J'avais vu un putain de loup-garou. Ils sont vrais. Ils sont réels.Puis la vie m'a fait une fleur, ou plutôt un bouquet. Mon père est revenu et le même scénario de film dramatique se reproduit: excitement jusqu'au plus profond de mes tripes, une course dans ses bras, mon frère qui pète un câble, ma soeur qui tient Eythan dans ses bras en lui souriant et Eythan qui... arf, on s'en fiche de lui, mais les choses ont été différentes, très différentes. Dayan était tellement prit dans sa rage qu'il a fini par se sauver et, étrangement, je l'ai suivi. Je voulais lui dire que ce n'était pas si mal, mais voilà, les mêmes griffes ont fait leur apparition, les mêmes yeux jaunes m'ont fixés et moi, je restais là à le regarder.
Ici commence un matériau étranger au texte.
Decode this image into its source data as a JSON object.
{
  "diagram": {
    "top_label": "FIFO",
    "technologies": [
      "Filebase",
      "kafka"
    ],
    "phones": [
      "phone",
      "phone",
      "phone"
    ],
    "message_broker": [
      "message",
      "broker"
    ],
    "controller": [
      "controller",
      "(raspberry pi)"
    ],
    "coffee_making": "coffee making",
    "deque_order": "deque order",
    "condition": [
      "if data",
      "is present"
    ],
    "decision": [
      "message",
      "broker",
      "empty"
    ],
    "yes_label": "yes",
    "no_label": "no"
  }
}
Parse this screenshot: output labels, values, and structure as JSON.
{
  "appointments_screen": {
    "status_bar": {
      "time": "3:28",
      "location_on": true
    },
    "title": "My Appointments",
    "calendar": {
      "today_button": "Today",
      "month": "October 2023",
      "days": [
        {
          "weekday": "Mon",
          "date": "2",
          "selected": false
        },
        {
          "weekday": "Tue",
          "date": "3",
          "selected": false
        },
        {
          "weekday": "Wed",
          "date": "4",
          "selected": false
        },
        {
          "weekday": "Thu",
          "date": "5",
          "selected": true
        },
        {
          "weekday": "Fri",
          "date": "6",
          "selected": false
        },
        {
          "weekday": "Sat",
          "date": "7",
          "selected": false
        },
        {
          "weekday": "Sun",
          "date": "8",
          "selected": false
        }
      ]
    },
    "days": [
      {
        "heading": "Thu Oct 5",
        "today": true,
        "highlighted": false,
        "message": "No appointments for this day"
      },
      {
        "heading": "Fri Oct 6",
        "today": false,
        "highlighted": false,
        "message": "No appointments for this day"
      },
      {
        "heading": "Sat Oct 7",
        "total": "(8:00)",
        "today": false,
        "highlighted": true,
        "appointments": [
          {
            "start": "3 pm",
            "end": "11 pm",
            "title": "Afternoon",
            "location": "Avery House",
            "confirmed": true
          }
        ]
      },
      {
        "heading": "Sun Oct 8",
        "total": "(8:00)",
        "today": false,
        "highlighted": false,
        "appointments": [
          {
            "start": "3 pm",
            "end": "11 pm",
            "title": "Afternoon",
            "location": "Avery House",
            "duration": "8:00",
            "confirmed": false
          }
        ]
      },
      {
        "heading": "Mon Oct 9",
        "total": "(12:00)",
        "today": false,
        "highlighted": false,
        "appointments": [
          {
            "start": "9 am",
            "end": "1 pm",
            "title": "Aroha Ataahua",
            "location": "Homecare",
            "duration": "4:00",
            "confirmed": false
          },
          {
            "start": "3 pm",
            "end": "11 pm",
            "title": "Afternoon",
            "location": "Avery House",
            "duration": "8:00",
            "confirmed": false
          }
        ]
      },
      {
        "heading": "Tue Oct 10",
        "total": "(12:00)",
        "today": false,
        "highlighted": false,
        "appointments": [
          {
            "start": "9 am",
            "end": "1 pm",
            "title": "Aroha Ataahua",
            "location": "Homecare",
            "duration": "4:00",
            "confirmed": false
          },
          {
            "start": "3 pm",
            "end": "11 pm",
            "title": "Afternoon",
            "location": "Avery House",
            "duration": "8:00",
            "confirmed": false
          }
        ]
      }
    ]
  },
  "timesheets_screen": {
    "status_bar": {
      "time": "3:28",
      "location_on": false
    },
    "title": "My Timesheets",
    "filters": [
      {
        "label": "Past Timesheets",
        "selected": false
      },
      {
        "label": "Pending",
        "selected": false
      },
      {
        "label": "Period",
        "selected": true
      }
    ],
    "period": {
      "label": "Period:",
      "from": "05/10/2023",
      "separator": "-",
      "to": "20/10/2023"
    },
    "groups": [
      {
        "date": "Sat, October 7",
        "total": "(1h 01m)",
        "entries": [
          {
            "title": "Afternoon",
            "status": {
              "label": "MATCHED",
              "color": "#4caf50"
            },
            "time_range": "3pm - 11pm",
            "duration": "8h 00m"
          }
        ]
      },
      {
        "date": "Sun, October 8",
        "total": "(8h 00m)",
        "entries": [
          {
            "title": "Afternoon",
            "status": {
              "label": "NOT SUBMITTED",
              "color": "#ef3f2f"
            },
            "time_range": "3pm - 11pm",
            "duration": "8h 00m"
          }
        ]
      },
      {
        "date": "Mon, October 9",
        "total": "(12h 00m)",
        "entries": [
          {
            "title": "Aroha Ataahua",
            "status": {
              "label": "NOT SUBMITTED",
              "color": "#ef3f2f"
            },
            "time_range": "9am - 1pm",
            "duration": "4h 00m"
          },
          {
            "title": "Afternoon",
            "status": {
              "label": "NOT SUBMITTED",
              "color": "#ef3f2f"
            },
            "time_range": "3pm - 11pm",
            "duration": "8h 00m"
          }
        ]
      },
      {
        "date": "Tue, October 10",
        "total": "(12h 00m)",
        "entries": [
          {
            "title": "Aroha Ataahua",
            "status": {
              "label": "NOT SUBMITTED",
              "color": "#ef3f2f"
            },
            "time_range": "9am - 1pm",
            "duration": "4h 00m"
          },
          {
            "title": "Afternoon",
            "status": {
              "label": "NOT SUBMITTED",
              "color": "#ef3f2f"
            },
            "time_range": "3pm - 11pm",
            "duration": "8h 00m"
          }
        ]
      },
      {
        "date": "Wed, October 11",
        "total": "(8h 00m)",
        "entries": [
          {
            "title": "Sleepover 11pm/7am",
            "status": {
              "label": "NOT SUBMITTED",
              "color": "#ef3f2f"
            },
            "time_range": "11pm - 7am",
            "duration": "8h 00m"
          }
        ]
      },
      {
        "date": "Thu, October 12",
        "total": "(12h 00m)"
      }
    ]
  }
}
« Tu es un loup-garou… toi aussi. » Je fini par courir dans le sens inverse et revenir chez moi. Lui aussi était un loup-garou, ces créatures qui ne devraient même pas exister. Suite à cet événement, il est parti. Il a quitté la ville. Tant mieux. Un loup-garou de moins en ville, ce n'est pas ce qui est le plus mal dans la situation, non?
J'avais réussi à créer un semblant de lien avec mon père. Surtout basé sur mon admiration sur lui. Durant le départ de Dayan, j'avais été obligé de grandir. De devenir mûr, intelligent, mais surtout fort pour la famille. Eythan n'était qu'une plante décorative dans le décor de notre famille et Maddy arrosait cette plante quand il en avait besoin. Papa recommençait ses histoires d'hors-la-loi, de bandit, d'imbécile qui risque encore de se faire enfermer. Maman faisait semblant d'être heureuse, mais son fils prodigue lui manquait et je ne faisais rien pour l'aider.
« Vous trouvez pas que ça fait vide sans Dayan? » Que je balançais avant de mettre à rire. Ma mère se mettait à pleurer et partait se réfugier dans sa chambre. Ma soeur me regardait avec dégoût et mon père... il s'en foutait probablement beaucoup trop pour faire quoi que ce soit. Je voulais être comme lui, partager les mêmes hobbies, mais mon hobby favori était de détester les autres. C'était plus facile de les détester que de les aimer parce que quand on aime, on se fait mal, on se déchire. Tout le monde fini par partir un jour et ça ne sert à rien de s'attacher.
Mais voilà. Le fils prodigue est de retour et moi, aussitôt qu'il est revenu, j'ai foutu le camp. J'ai prit le premier job que j'ai trouvé et j'ai déménagé. Je vais rester le plus loin possible de Dayan. Je ne veux pas d'une bête dans ma famille. Jamais.